For every square matrix $U$ there exist a diagonal matrix $E$ with $e_{i,i} = \pm 1$ such that
- $E U – I_n$ is non-singular.
- If $U$ is unitary then $EU$ is also unitary
Note that all computation is over coefficient modulo $3$.
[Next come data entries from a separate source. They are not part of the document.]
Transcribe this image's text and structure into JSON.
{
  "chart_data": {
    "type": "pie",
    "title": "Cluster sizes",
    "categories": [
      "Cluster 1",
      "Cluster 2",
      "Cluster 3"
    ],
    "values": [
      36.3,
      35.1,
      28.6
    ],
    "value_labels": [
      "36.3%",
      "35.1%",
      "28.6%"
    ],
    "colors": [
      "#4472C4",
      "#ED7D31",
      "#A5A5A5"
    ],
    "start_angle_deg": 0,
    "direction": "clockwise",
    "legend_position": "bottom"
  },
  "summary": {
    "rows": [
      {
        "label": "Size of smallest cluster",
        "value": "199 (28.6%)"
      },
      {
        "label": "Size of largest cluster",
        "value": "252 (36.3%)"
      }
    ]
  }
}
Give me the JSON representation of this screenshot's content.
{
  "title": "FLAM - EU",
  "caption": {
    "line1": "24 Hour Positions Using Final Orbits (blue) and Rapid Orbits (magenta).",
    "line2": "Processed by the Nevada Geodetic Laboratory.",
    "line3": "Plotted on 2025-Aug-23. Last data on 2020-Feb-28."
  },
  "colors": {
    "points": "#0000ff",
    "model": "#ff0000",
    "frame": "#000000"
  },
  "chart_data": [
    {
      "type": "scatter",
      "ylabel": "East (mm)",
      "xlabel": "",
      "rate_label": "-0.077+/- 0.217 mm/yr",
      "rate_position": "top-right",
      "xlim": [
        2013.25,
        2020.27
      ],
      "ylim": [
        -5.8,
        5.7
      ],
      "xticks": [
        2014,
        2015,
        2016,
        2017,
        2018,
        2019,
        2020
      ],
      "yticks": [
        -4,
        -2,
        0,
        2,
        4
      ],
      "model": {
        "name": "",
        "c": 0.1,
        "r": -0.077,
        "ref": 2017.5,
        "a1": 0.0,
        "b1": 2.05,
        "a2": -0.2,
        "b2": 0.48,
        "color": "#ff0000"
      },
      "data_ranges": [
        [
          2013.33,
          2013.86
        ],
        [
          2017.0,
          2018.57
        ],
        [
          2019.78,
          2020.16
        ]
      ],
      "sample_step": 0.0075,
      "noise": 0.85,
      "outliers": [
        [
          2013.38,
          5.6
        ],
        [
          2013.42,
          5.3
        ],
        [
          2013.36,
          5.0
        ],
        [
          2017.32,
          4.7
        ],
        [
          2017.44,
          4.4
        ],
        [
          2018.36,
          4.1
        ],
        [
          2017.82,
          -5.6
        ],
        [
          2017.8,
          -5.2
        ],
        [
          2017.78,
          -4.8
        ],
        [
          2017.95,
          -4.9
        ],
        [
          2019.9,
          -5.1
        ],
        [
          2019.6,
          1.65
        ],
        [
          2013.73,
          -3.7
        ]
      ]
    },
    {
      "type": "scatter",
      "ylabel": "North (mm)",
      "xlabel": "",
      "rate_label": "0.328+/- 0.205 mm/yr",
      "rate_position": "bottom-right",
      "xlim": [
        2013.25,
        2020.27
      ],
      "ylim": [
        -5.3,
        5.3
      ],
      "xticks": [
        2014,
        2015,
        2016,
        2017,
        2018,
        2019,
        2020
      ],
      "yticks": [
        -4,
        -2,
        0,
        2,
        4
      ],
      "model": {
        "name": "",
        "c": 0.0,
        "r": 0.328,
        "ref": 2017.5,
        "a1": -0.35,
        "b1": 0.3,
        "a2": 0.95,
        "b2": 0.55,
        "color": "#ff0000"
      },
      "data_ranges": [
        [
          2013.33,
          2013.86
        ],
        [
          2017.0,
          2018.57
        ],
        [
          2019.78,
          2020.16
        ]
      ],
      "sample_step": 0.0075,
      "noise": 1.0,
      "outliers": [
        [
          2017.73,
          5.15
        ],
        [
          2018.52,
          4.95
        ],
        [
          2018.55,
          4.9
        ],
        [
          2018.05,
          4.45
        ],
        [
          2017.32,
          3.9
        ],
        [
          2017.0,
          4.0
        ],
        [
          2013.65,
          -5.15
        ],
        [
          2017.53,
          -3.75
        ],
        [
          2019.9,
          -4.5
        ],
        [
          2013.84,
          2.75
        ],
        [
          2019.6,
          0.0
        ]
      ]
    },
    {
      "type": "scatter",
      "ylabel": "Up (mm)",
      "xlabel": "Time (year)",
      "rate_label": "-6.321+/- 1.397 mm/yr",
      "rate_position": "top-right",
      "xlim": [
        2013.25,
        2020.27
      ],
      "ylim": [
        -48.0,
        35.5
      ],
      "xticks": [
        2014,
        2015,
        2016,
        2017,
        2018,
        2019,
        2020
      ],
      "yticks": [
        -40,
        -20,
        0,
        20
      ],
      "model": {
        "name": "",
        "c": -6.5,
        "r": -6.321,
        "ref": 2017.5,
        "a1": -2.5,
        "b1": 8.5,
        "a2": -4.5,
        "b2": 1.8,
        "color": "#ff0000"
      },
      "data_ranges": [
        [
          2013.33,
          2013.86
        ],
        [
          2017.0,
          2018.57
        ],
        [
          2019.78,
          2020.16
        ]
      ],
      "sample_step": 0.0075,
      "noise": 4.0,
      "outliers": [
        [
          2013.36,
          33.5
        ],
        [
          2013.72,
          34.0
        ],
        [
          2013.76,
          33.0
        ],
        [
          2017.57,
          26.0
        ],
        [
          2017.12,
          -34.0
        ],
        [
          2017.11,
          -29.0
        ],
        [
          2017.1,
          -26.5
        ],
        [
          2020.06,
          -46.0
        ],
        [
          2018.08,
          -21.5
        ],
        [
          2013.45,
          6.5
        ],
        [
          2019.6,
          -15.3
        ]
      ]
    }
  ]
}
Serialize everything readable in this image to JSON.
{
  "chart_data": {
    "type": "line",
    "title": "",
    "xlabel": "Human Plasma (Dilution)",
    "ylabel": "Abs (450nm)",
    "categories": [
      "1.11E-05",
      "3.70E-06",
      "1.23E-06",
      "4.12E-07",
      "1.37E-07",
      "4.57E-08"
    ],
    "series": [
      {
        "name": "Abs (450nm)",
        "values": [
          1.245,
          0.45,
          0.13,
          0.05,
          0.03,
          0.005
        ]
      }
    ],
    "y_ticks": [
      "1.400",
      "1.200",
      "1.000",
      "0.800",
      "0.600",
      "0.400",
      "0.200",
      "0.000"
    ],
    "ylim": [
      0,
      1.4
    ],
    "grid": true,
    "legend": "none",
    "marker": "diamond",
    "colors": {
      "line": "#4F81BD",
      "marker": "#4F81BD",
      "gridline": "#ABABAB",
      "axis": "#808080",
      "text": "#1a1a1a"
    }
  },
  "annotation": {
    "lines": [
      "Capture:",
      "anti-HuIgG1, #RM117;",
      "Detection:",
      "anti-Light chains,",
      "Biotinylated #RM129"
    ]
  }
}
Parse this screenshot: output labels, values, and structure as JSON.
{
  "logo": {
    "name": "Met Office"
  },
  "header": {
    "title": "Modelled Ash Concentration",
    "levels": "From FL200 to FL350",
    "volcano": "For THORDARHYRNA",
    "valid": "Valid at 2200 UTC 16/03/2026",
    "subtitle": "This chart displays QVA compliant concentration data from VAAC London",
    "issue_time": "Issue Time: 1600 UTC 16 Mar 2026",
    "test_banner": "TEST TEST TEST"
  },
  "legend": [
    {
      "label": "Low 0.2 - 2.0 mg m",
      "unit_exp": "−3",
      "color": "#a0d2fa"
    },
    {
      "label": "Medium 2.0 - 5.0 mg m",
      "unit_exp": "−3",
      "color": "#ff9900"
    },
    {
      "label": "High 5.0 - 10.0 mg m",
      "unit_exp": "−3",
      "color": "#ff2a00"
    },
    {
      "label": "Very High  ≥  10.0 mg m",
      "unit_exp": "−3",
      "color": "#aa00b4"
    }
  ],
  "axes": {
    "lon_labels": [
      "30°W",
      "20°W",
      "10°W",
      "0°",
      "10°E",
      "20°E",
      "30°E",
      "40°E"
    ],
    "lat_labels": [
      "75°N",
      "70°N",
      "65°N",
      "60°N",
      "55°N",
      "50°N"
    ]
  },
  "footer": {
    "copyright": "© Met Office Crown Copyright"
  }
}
I want to prove this statement, but have no idea how and where to start.
Best Answer
To prove $EU-I_n$ non singular matrix it is sufficient to show that $0$ can't be an eigenvalue of $EU-I_n.$ or det$(EU-I_n) \ne 0$
Clearly $E^2=I_n,$ $EU-I_n$ $\Rightarrow$ $EU-E^2$
$E(U-E)$ (by distributive law of matrices),
$det(E(U-E))\ne 0$ $\Rightarrow$ $det(E).det(U-E)\ne 0$ and clearly $det(E)=\pm1,$ $det(U-E)\ne 0$
Claim: $0$ is not an eigenvalue of $U-E$.
Suppose
Case1: $1$ is an eigenvalue of $U$ with (A.M=$r_1$) then in that case take $-1$ with $r_1$ times entries in $E$ so that $0$ can't be eigenvalue of $E-U.$
case2: $-1$ is an eigenvalue of $U$ with (A.M=$r_1$) then in that case take $1$ with $r_1$ times entries in $E$ so that $0$ can't be eigenvalue of $E-U.$
case 3: $1$ (A.M.=$r_1$) and $-1$ (A.M=$r_2$) then take $-1$ (A.M.=$r_1$) and $1$ (A.M=$r_2$) entries (or which are same as eigenvalues of $E$)
and for any other eigenvalues except $\pm1$ of $U$ always gives nonzero eigenvalue of $U-E.$
Hence $EU-I_n$ is non singular matrix.